Even their non-professional programs produce graduates who get jobs. And in more recent years, universities are fostering innovation and producing entrepreneurs who create jobs for themselves and others.

We often hear complaints that our universities are turning out too many history grads, and what good is a philosophy degree when it's time to get a job.

But the reality is that there are philosophy graduates running financial institutions, there are history graduates in politics and public policy, there are english graduates in management positions.

Some of those graduates didn't go immediately into the job market; some went on to do graduate studies, some crossed over into college, perhaps to take some training in communications or media relations.

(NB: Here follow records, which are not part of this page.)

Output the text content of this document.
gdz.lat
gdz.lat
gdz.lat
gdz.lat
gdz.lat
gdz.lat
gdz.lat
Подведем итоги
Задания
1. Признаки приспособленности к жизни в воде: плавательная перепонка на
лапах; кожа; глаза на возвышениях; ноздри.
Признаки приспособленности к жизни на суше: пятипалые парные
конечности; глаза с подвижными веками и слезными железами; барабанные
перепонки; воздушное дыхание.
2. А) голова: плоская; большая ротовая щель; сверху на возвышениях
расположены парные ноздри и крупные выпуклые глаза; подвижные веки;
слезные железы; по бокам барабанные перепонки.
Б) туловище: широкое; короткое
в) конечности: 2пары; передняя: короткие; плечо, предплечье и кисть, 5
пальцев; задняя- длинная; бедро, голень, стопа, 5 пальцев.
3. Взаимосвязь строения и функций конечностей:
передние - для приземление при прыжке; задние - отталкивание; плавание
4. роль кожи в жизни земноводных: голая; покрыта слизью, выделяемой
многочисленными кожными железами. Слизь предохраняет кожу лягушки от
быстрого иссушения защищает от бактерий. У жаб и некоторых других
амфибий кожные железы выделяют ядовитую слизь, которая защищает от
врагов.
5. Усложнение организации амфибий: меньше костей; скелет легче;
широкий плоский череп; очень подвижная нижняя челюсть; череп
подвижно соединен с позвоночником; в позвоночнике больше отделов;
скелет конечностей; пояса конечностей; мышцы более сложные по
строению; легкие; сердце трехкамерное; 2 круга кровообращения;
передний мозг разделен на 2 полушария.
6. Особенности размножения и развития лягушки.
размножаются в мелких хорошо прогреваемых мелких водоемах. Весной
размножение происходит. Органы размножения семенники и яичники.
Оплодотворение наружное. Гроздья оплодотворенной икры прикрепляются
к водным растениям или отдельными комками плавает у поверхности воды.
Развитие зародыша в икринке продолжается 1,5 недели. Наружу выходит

The fact that people want to augment their learning to make themselves more marketable is a good thing. If universities have done their job well, they will have prepared our young people for lifelong learning, where they will pop back in and out of our colleges and universities or industry training programs as their own appetite for knowledge and the job market demands it.

This is why universities are offering a wide range of programs at their faculties of continuing education. And it's why universities are working more closely than ever with colleges and postsecondary partners around the world.

For some, getting a job isn't only about learning a skill at college. It isn't only about learning a core discipline at university. Getting and staying in the job market can be about both.

The notion that more time spent learning before settling into the job market is time wasted has to be reconsidered.

Bonnie M. Patterson is President and CEO of the Council of Ontario Universities.